Lusi Pelouw dari Jaringan Masyarakat Sipil Gerakan Bersama Perempuan Maluku menambahkan bahwa praktik penyelesaian kekerasan seksual melalui jalur adat berlangsung secara tertutup bertahun-tahun dan membuat perempuan tidak terlindungi secara hukum.
Di sisi lain, masyarakat adat tetap menjadi benteng penjaga lingkungan.
Elsa dari Warisan Pemuda Adat Seram Barat menegaskan bahwa kearifan lokal dalam pengelolaan hutan dan laut adalah praktik perlindungan alam yang terbukti menjaga ekosistem. Namun, berbagai kasus mengancam keberlanjutan masyarakat adat, termasuk tambang di Pulau Romang dan berbagai proyek industri lainnya.

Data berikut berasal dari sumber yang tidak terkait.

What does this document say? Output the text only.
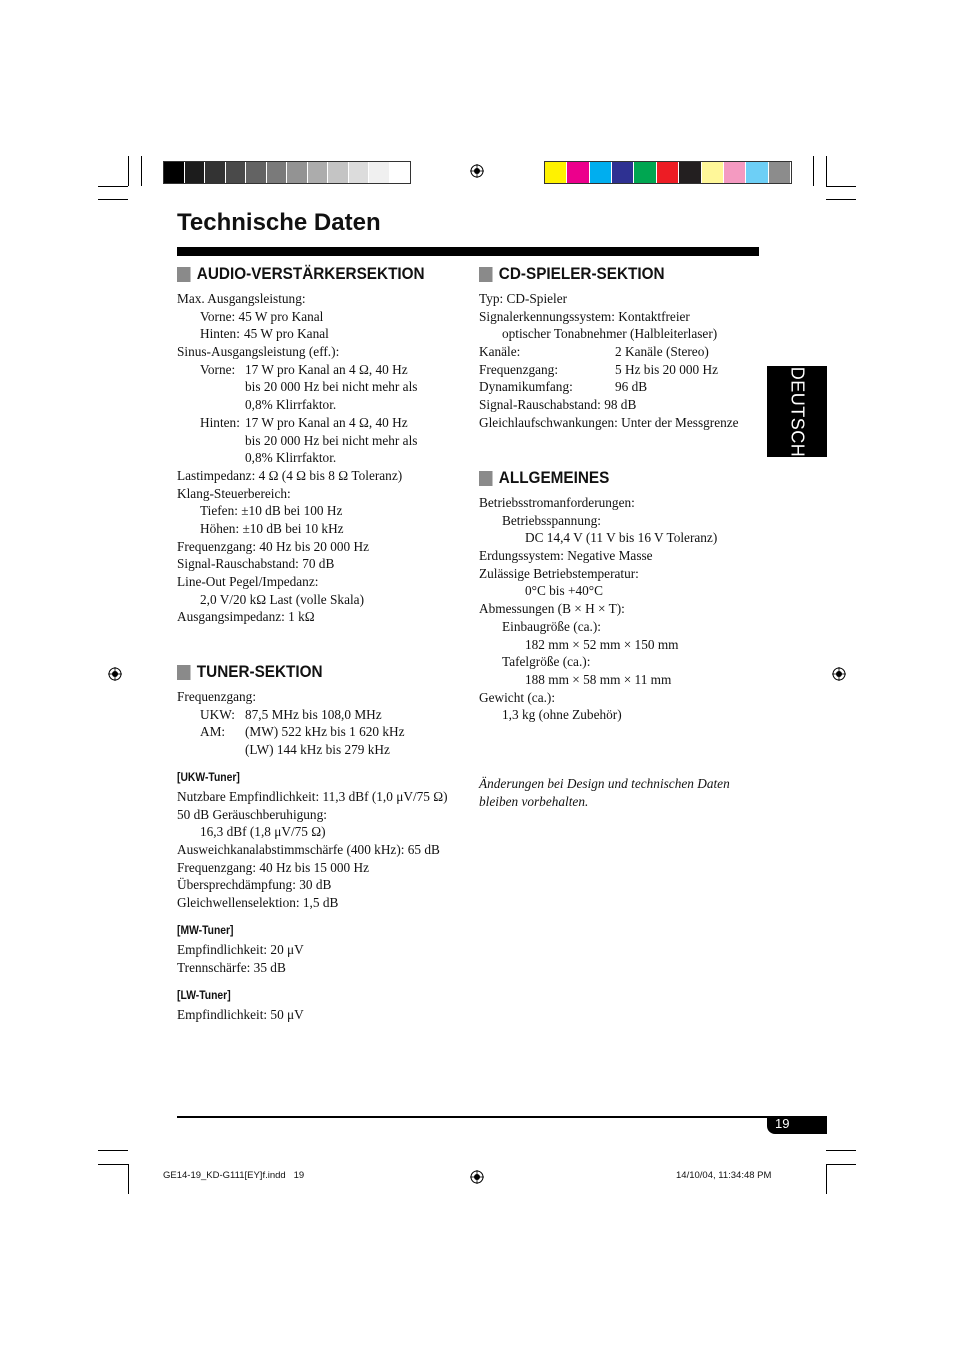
Technische Daten
DEUTSCH
AUDIO-VERSTÄRKERSEKTION
Max. Ausgangsleistung:
Vorne: 45 W pro Kanal
Hinten: 45 W pro Kanal
Sinus-Ausgangsleistung (eff.):
Vorne: 17 W pro Kanal an 4 Ω, 40 Hz
bis 20 000 Hz bei nicht mehr als
0,8% Klirrfaktor.
Hinten: 17 W pro Kanal an 4 Ω, 40 Hz
bis 20 000 Hz bei nicht mehr als
0,8% Klirrfaktor.
Lastimpedanz: 4 Ω (4 Ω bis 8 Ω Toleranz)
Klang-Steuerbereich:
Tiefen: ±10 dB bei 100 Hz
Höhen: ±10 dB bei 10 kHz
Frequenzgang: 40 Hz bis 20 000 Hz
Signal-Rauschabstand: 70 dB
Line-Out Pegel/Impedanz:
2,0 V/20 kΩ Last (volle Skala)
Ausgangsimpedanz: 1 kΩ
TUNER-SEKTION
Frequenzgang:
UKW: 87,5 MHz bis 108,0 MHz
AM:	(MW) 522 kHz bis 1 620 kHz
(LW) 144 kHz bis 279 kHz
[UKW-Tuner]
Nutzbare Empfindlichkeit: 11,3 dBf (1,0 μV/75 Ω)
50 dB Geräuschberuhigung:
16,3 dBf (1,8 μV/75 Ω)
Ausweichkanalabstimmschärfe (400 kHz): 65 dB
Frequenzgang: 40 Hz bis 15 000 Hz
Übersprechdämpfung: 30 dB
Gleichwellenselektion: 1,5 dB
[MW-Tuner]
Empfindlichkeit: 20 μV
Trennschärfe: 35 dB
[LW-Tuner]
Empfindlichkeit: 50 μV
CD-SPIELER-SEKTION
Typ: CD-Spieler
Signalerkennungssystem: Kontaktfreier
optischer Tonabnehmer (Halbleiterlaser)
Kanäle:	2 Kanäle (Stereo)
Frequenzgang:	5 Hz bis 20 000 Hz
Dynamikumfang:	96 dB
Signal-Rauschabstand: 98 dB
Gleichlaufschwankungen: Unter der Messgrenze
ALLGEMEINES
Betriebsstromanforderungen:
Betriebsspannung:
DC 14,4 V (11 V bis 16 V Toleranz)
Erdungssystem: Negative Masse
Zulässige Betriebstemperatur:
0°C bis +40°C
Abmessungen (B × H × T):
Einbaugröße (ca.):
182 mm × 52 mm × 150 mm
Tafelgröße (ca.):
188 mm × 58 mm × 11 mm
Gewicht (ca.):
1,3 kg (ohne Zubehör)
Änderungen bei Design und technischen Daten
bleiben vorbehalten.
19
GE14-19_KD-G111[EY]f.indd   19	14/10/04, 11:34:48 PM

Ketua Gerakan Pembangunan Bumi MBD, Helmy Natro , mengkritik minimnya pemberitaan media mengenai perspektif masyarakat adat.
Menurutnya, isu masyarakat adat di Maluku sering dikonsumsi dari sudut pandang masyarakat urban, bukan dari realitas komunitas adat sebagai warga negara yang berhak atas keadilan pembangunan.
Konsolidasi dan Diskusi Publik ini juga bertepatan dengan kampanye 16 Hari Anti Kekerasan Terhadap Perempuan, sebagai momentum menegaskan peran perempuan adat dalam advokasi regulasi.
Koalisi Kawal RUU Masyarakat Adat menegaskan bahwa pengesahan RUU Masyarakat Adat adalah kewajiban konstitusi karena regulasi ini akan memperkuat pengakuan, posisi, dan perlindungan hak-hak masyarakat adat di Indonesia.